Two interesting factors bear on this posting - firstly, it is my 26th in this selection of a top fifty which is hardly random yet can never be complete as it is impossible to definitively make such a selection, but I'm half-way through the effort and delighted to be arriving at this wonderful choice; and secondly, when my youngest daughter visited recently and I was playing a live recording of early Taylor she complained that it reminded her of Sundays when she lived here and I was working as a teacher: hopefully not entirely hating all Sundays at home, but somehow, perhaps, equating listening to Taylor being played with my probably marking and not being attentive enough - it will always be a regret as a family man but a consequence of teaching - whilst also having a natural disinclination for Taylor's softrock material and often laconic singing style.

As a huge fan - clearly to this day - my continual playing in the house always soothed and pleased me!

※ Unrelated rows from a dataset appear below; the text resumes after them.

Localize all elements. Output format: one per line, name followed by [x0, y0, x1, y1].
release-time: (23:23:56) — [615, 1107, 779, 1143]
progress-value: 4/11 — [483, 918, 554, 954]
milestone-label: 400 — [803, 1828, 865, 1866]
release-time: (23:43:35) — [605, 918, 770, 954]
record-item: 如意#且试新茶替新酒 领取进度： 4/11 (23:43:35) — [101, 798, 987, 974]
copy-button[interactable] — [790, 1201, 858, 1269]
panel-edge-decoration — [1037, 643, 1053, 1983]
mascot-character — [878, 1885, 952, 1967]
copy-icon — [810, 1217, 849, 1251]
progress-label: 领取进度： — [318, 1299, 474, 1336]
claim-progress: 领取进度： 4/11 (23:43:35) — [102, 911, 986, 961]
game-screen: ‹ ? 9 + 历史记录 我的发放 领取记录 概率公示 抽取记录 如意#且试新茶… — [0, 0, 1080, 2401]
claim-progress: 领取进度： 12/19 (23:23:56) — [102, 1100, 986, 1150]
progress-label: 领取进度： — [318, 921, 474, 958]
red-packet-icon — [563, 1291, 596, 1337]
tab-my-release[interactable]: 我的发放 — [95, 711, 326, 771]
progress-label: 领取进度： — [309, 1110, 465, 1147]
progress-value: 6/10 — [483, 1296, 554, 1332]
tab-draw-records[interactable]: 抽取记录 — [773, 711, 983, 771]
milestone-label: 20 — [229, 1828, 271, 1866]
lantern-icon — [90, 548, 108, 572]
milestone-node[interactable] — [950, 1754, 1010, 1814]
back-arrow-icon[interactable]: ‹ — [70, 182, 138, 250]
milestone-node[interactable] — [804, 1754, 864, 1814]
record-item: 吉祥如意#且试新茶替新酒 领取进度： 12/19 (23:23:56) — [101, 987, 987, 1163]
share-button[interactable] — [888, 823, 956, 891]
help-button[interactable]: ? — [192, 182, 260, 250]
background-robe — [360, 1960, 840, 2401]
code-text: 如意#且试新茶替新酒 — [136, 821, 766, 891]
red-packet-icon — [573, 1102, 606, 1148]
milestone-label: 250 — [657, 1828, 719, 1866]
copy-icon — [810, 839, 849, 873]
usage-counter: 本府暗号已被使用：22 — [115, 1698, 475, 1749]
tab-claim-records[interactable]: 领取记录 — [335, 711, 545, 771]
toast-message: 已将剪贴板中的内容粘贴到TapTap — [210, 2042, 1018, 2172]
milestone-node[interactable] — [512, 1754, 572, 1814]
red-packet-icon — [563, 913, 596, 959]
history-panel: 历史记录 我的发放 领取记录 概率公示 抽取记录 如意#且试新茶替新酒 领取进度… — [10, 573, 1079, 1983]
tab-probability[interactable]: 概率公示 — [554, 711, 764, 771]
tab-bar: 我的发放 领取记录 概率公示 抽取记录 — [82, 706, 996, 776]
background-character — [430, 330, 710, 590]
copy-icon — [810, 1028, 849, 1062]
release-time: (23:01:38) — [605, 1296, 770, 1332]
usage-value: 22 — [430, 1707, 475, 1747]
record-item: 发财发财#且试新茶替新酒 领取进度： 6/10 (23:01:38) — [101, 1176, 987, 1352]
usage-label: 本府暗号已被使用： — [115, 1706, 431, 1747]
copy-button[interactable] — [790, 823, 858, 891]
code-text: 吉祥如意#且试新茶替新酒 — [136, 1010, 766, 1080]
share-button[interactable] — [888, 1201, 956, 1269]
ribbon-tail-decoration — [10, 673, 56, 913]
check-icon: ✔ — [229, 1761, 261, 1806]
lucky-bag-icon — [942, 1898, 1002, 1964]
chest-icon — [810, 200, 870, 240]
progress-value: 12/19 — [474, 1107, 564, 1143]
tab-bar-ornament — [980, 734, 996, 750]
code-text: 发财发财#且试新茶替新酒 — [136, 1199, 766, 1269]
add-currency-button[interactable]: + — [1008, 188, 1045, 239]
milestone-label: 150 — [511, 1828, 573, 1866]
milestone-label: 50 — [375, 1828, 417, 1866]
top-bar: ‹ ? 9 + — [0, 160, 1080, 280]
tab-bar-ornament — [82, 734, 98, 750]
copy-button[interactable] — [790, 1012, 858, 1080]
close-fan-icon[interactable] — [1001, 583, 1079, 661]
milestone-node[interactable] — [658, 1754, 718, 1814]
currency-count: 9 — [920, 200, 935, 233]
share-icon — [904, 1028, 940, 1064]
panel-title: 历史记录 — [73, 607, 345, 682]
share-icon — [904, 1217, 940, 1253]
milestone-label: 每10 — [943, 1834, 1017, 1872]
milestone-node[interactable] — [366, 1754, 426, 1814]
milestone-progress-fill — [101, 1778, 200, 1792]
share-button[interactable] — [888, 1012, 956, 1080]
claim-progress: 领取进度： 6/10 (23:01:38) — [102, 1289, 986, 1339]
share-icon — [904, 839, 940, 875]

Sweet Baby James, Taylor's second solo album [his first James Taylor was recorded and produced by Apple Records, with JT the first non-British artist signed to the label] represents everything that is special about him as a singer/songwriter: superb vocal and phrasing, distinctive finger-picking guitar style [he trained on the cello], and his songcraft. Songs like Sweet Baby James, Sunny Skies, Country Road, the clever cover of Oh Susannah, and the hit Fire and Rain are recordings that resonate as folk classics today as much as they were fresh and stand-out when first heard. Some of the brilliant musicians involved in the recording of these songs are: pianist and gifted contemporary songwriter Carol King; guitarist and close friend  Danny Kortchmar; the great long-haired and long-bearded bassist Leland Sklar, and Randy Meisner.


The folk road is what the acoustic guitarist mostly treads, but Taylor is in my view also a great blues/R&B singer, revealed in the other great track from this album, Steamroller. Performed and sung live, Taylor plays a mean electric guitar, but his vocal is what excels as it exploits his full range and revels in the blues inflections on great lines like churning urn of burning funk. In early live performances of this Taylor mocks the heavy machinery of the lyrical allusions, but it seems today an unnecessary self-effacement because it can be such a stonking live number [and Taylor's soulful singing range can be heard on his fine version of Marvin Gaye's How Sweet It Is (To Be Loved By You)].

Although that unique vocal is just showing the occasional signs of frailty on the most recent live examples, I do feel Taylor's voice has matured over the many years of his career where so many other singers can lose theirs. When he is singing any of the tracks from this great album, there is always the most remarkable triggering of memory of their time - and that applies to millions of fans and listeners - both in the connection those dominant songs have to that time and in the seamless vocal transition across the years of this significant musician. Long live Sundays and all others whenever and wherever he is played [with the caveat that not when my daughter is around....].